Sangeeta Bhatia, Howard Hughes Medical Institute investigator at MIT, and Charles Rice of Rockefeller University, used micro-fabricated cell cultures to sustain the hepatitis B virus in human liver cells, allowing them to study immune responses and drug treatments. The results are reported in a paper published this week in the journal Proceedings of the National Academy of Sciences.
The hepatitis B virus (HBV) infects about 400 million people globally and is a major global health problem. It can cause chronic liver disease, and lead to liver cirrhosis and liver cancer. According to the World Health Organization (WHO), nearly 800,000 people die every year due to the acute or chronic consequences of hepatitis B.

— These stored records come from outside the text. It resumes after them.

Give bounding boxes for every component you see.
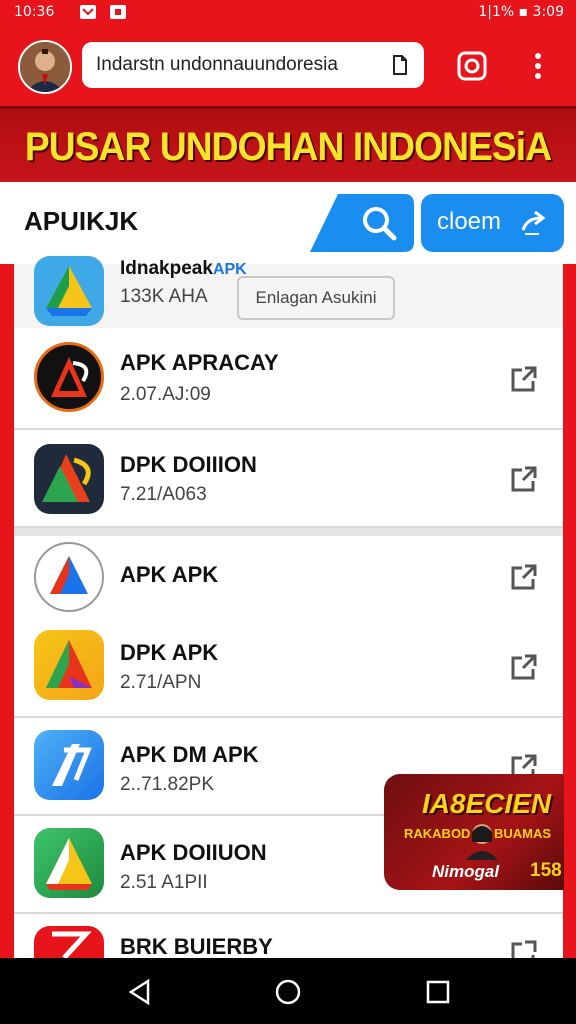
list-item[interactable]: APK APK	[14, 528, 563, 618]
app-icon	[34, 730, 104, 800]
app-version: 2.07.AJ:09	[120, 384, 211, 405]
site-banner: PUSAR UNDOHAN INDONESiA	[0, 106, 576, 188]
app-icon	[34, 542, 104, 612]
home-icon[interactable]	[274, 978, 302, 1006]
camera-icon[interactable]	[456, 50, 488, 82]
status-time: 10:36	[14, 4, 55, 20]
app-icon	[34, 630, 104, 700]
app-version: 2..71.82PK	[120, 774, 215, 795]
app-icon	[34, 926, 104, 958]
app-version: 2.71/APN	[120, 672, 202, 693]
banner-title: PUSAR UNDOHAN INDONESiA	[24, 125, 552, 169]
status-right: 1|1% ▪ 3:09	[478, 4, 564, 20]
page-title: APUIKJK	[24, 206, 139, 236]
promo-number: 158	[530, 860, 562, 881]
list-item[interactable]: DPK DOIIION 7.21/A063	[14, 430, 563, 528]
list-item[interactable]: IdnakpeakAPK 133K AHA Enlagan Asukini	[14, 256, 563, 330]
app-icon	[34, 444, 104, 514]
system-navigation-bar	[0, 958, 576, 1024]
app-name: DPK DOIIION	[120, 452, 257, 477]
list-item[interactable]: APK APRACAY 2.07.AJ:09	[14, 328, 563, 430]
status-bar: 10:36 1|1% ▪ 3:09	[0, 0, 576, 26]
app-version: 7.21/A063	[120, 484, 207, 505]
promo-badge[interactable]: IA8ECIEN RAKABOD BUAMAS Nimogal 158	[384, 774, 564, 890]
promo-title: IA8ECIEN	[422, 788, 552, 819]
url-bar[interactable]: Indarstn undonnauundoresia	[82, 42, 424, 88]
list-item[interactable]: BRK BUIERBY	[14, 914, 563, 966]
page-info-icon[interactable]	[392, 55, 408, 75]
promo-subtitle-right: BUAMAS	[494, 826, 552, 841]
app-notification-icon	[110, 5, 126, 19]
avatar[interactable]	[18, 40, 72, 94]
search-button[interactable]	[310, 194, 414, 252]
app-icon	[34, 256, 104, 326]
app-name: DPK APK	[120, 640, 219, 665]
menu-dots-icon[interactable]	[528, 50, 548, 82]
open-external-icon[interactable]	[509, 652, 539, 682]
app-icon	[34, 828, 104, 898]
app-name: APK DM APK	[120, 742, 259, 767]
app-version: 2.51 A1PII	[120, 872, 208, 893]
promo-label: Nimogal	[432, 862, 500, 881]
profile-photo	[20, 42, 70, 92]
browser-toolbar: Indarstn undonnauundoresia	[0, 26, 576, 106]
app-icon	[34, 342, 104, 412]
back-icon[interactable]	[126, 978, 154, 1006]
open-arrow-icon	[521, 210, 546, 235]
open-external-icon[interactable]	[509, 562, 539, 592]
open-button[interactable]: cloem	[421, 194, 564, 252]
app-name: APK APK	[120, 562, 219, 587]
tooltip: Enlagan Asukini	[237, 276, 395, 320]
promo-person-image	[466, 824, 498, 860]
app-header: APUIKJK cloem	[0, 182, 576, 264]
open-external-icon[interactable]	[509, 464, 539, 494]
promo-subtitle-left: RAKABOD	[404, 826, 471, 841]
app-version: 133K AHA	[120, 286, 208, 307]
open-button-label: cloem	[437, 208, 502, 235]
url-text: Indarstn undonnauundoresia	[96, 54, 338, 75]
app-name: BRK BUIERBY	[120, 934, 273, 959]
recents-icon[interactable]	[424, 978, 452, 1006]
app-name: IdnakpeakAPK	[120, 258, 247, 279]
app-name: APK DOIIUON	[120, 840, 267, 865]
list-item[interactable]: DPK APK 2.71/APN	[14, 616, 563, 718]
notification-icon	[80, 5, 96, 19]
open-external-icon[interactable]	[509, 364, 539, 394]
app-name: APK APRACAY	[120, 350, 279, 375]
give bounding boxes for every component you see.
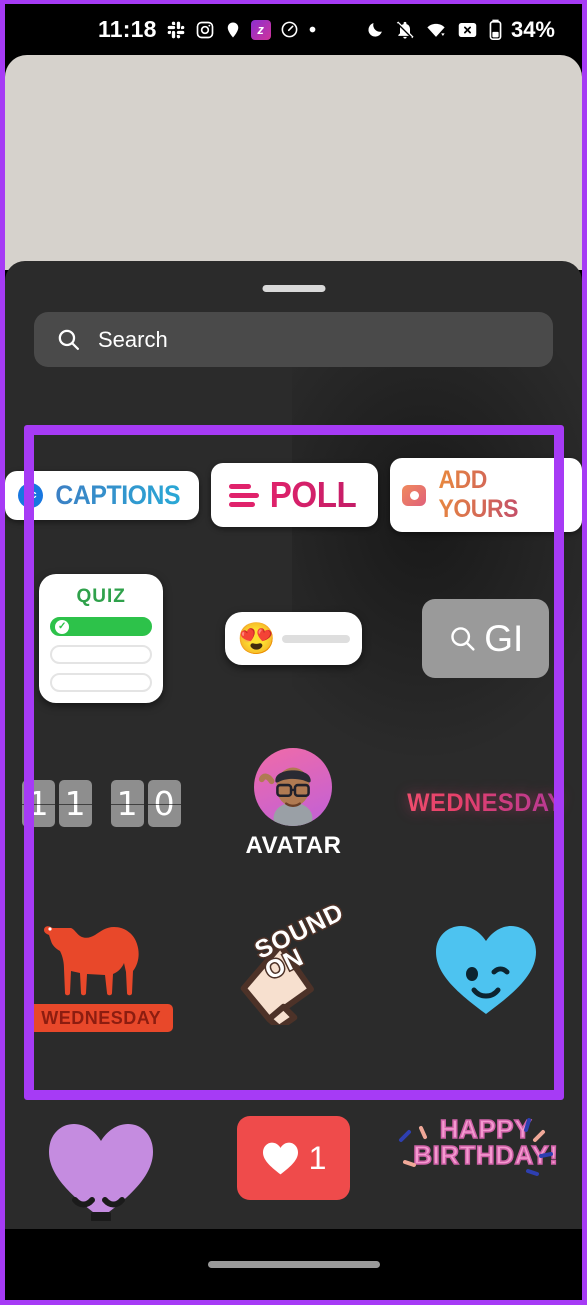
quiz-title: QUIZ — [76, 586, 126, 607]
countdown-digit: 0 — [147, 780, 181, 827]
quiz-sticker[interactable]: QUIZ ✓ — [5, 574, 197, 703]
wifi-icon — [427, 23, 445, 37]
status-bar: 11:18 z 34% — [5, 4, 582, 55]
sticker-row-1: cc CAPTIONS POLL ADD YOURS — [5, 439, 582, 551]
emoji-slider-sticker[interactable]: 😍 — [197, 612, 389, 665]
search-icon — [58, 329, 80, 351]
sticker-grid: cc CAPTIONS POLL ADD YOURS QUIZ ✓ 😍 GI 1… — [5, 439, 582, 1056]
sticker-row-5-partial: 1 HAPPY BIRTHDAY! — [5, 1115, 582, 1229]
confetti-icon — [399, 1118, 554, 1176]
countdown-digit: 1 — [21, 780, 55, 827]
zomato-z-icon: z — [250, 19, 271, 40]
captions-label: CAPTIONS — [55, 479, 181, 510]
slack-icon — [167, 21, 184, 38]
notifications-muted-icon — [396, 20, 414, 39]
quiz-option[interactable] — [50, 645, 153, 664]
happy-birthday-sticker[interactable]: HAPPY BIRTHDAY! — [390, 1115, 582, 1176]
like-count-value: 1 — [308, 1139, 327, 1176]
gif-label: GI — [484, 617, 524, 659]
sound-on-sticker[interactable]: SOUND ON — [197, 896, 389, 1031]
sticker-row-2: QUIZ ✓ 😍 GI — [5, 551, 582, 726]
sticker-row-3: 1 1 1 0 AVATAR WEDNESDAY — [5, 726, 582, 881]
heart-eyes-emoji: 😍 — [236, 621, 276, 656]
heart-icon — [262, 1142, 298, 1174]
check-icon: ✓ — [55, 619, 70, 634]
countdown-separator — [96, 780, 107, 827]
phone-screen: 11:18 z 34% Search cc CAPTIONS POLL ADD … — [0, 0, 587, 1305]
instagram-icon — [196, 21, 213, 38]
camera-icon — [402, 484, 426, 506]
poll-sticker[interactable]: POLL — [199, 463, 391, 527]
search-input[interactable]: Search — [34, 312, 553, 367]
emoji-slider-track[interactable] — [281, 634, 350, 643]
battery-icon — [489, 19, 502, 40]
avatar — [254, 747, 333, 826]
quiz-option-selected[interactable]: ✓ — [50, 617, 153, 636]
camel-wednesday-badge: WEDNESDAY — [29, 1003, 174, 1032]
no-sim-icon — [458, 22, 477, 37]
like-count-sticker[interactable]: 1 — [197, 1116, 389, 1200]
quiz-option[interactable] — [50, 673, 153, 692]
story-photo-background — [5, 55, 582, 270]
avatar-sticker[interactable]: AVATAR — [197, 747, 389, 860]
do-not-disturb-moon-icon — [368, 23, 382, 37]
closed-caption-icon: cc — [18, 482, 43, 508]
countdown-sticker[interactable]: 1 1 1 0 — [5, 780, 197, 827]
status-bar-clock: 11:18 — [98, 16, 157, 42]
dot-icon — [309, 26, 315, 33]
camel-wednesday-sticker[interactable]: WEDNESDAY — [5, 906, 197, 1032]
camel-icon — [44, 925, 139, 995]
poll-label: POLL — [269, 474, 357, 515]
purple-heart-face-sticker[interactable] — [5, 1116, 197, 1221]
search-icon — [451, 627, 475, 651]
gif-sticker[interactable]: GI — [390, 599, 582, 678]
purple-heart-face-icon — [49, 1124, 154, 1221]
wednesday-label: WEDNESDAY — [407, 789, 565, 817]
sticker-tray-sheet: Search cc CAPTIONS POLL ADD YOURS QUIZ ✓… — [5, 261, 582, 1229]
wednesday-text-sticker[interactable]: WEDNESDAY — [390, 789, 582, 818]
countdown-digit: 1 — [110, 780, 144, 827]
status-bar-left: 11:18 z — [98, 16, 317, 43]
gesture-nav-pill[interactable] — [207, 1261, 380, 1268]
sheet-drag-handle[interactable] — [262, 285, 325, 292]
poll-bars-icon — [228, 483, 259, 507]
countdown-digit: 1 — [58, 780, 92, 827]
location-pin-icon — [227, 22, 238, 37]
avatar-label: AVATAR — [245, 831, 342, 859]
avatar-face-icon — [259, 767, 313, 826]
sticker-row-4: WEDNESDAY SOUND ON — [5, 881, 582, 1056]
add-yours-sticker[interactable]: ADD YOURS — [390, 458, 582, 532]
battery-percentage: 34% — [510, 16, 555, 42]
captions-sticker[interactable]: cc CAPTIONS — [5, 470, 199, 520]
winking-blue-heart-sticker[interactable] — [390, 920, 582, 1018]
search-placeholder-text: Search — [98, 326, 168, 352]
blue-heart-icon — [435, 925, 536, 1014]
gesture-navigation-bar — [5, 1229, 582, 1300]
add-yours-label: ADD YOURS — [438, 466, 564, 524]
clock-icon — [281, 21, 297, 38]
status-bar-right: 34% — [366, 17, 555, 43]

There is an effective hepatitis B vaccine available for preventing infection and its chronic consequences; however, only around 50 percent of people in some hepatitis B prevalent countries are vaccinated. Furthermore, the vaccine is not as effective once a person has already been infected. A complete cure for the disease is very rare in persons with chronic infection.
"Once a liver cell is infected, the viral genome persists inside the nucleus, and that can reactivate later," says Bhatia, who is also the John and Dorothy Wilson Professor of Health Sciences and Technology. "So although we have a vaccine, it's important to find a way to study this persistent form of the virus to try to identify treatments that could efficiently clear it."
In order to develop and test new treatments for HBV, scientists need to study the infected liver cells (hepatocytes), so they can understand how the virus interacts with them. The difficulty lies in keeping the infected hepatocytes alive long enough to study the virus. "That's because the hepatocyte — the main cell in the liver — is unstable," Bhatia says. "It's a very finicky cell, and when you isolate it from the liver and try to culture it under conventional conditions, it rapidly loses its repertoire of liver functions."
To keep the liver cells stable and functioning long enough to monitor their response to the virus and antiviral drugs, Bhatia and her team developed a technique where the hepatocytes are first patterned onto surfaces covered in dots of collagen and then are surrounded by connective tissue made up of stromal cells, which support the hepatocytes in carrying out their liver functions. When the researchers monitored the response of the cells to two existing drugs, they found that the infected cultures responded to the drugs in the same way that liver cells inside the body do.
With this model system, the researchers now plan to begin using it to investigate new treatments for HBV, and also to study liver cells' natural antiviral response in more detail.
This research follows another report earlier this year from German researchers who discovered a new mechanism of defense against HBV, which could also open up new treatment possibilities.